A la bourse de Casablanca, le nom de l'entreprise laitière présidée par le
français Jacques Ponty changera néanmoins lui aussi le 29 octobre. Et le
titre Centrale Danone sera même affublé d'un nouveau "ticker"
(abréviation) : CDA et non plus CLT.
Centrale Danone est le 1er producteur marocain de lait conditionné et de
produits laitiers frais.
L'activité du groupe se forme essentiellement autour de 3 familles de
produits :
 Lait : Marque Centrale.
 Lait infantile : Marque Danone Lait de Croissance.
 Produits Laitiers Frais : yaourts (marques Danone, Activia, Danette,
Danino, Moufid, Danup et Raibi Jamila) et fromages (Cœur de Lait et
Jebli).

En 2017 Emmanuel Faber nommé Président-Directeur Général. M.Faber


succède à Franck Riboud en qualité de Président. M.Riboud devient
Président d’Honneur de Danone, il reste Administrateur de l’entreprise et
membre du Comité stratégique du Conseil.
Conclusion
L’entreprise Danone était exposée par une campagne de boycott inédite
née des réseaux sociaux. Cette mobilisation citoyenne dénonçait les prix
trop élevés des produits de trois entreprises dont chacune possède plus de
50 % des parts de marché dans son secteur d’activité.
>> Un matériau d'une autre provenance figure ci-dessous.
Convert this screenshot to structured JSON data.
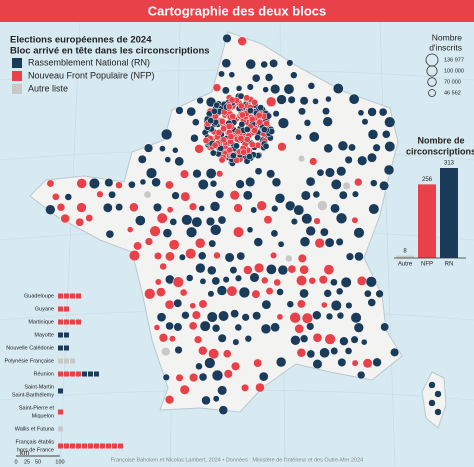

L’entreprise n’a fait aucune réaction envers les publications qui circulaient
sur les réseaux sociaux et les nombreuses trolls et images qui visaient
l’entreprise, elle a préféré garder le silence en croyant que les boycotteurs
allaient abandonner avec le temps et qu’il s’agissait d’un mouvement
passager.

En 2018 l’entreprise commence à diversifier ses stratégies de


communication, A cet égard, elle s’est lancée dans une stratégie de
redressement de son image en montrant qu’elle a été victime d’une
compagne d’information erronée concernant le prix et la qualité de ses
produits. A cet effet, la société commence à publier une série de
communiqués et de vidéos sur sa page Facebook pour contourner les
rumeurs qui pullulent sur les réseaux sociaux. Parallèlement, la société
Centrale Danone a lancé une série d’offres promotionnelles qui concerne
essentiellement la baisse du prix de son produit laitier Centrale ;
malheureusement malgré la diversification de ses stratégies de
communication le mouvement du boycott s’intensifie, et la détermination
des boycotteurs se renforce davantage. En conséquence, les ventes
chutent et la pérennisation de la production de la société commence à
être affectée. Face à cette situation déplaisante, la société déclare qu’il
recourra à des mesures draconiennes si la situation n’évoluera pas,
comme l’arrêt de contrat avec certains prestataires de transport et
l’application d’un quota d’achat de lait auprès des éleveurs.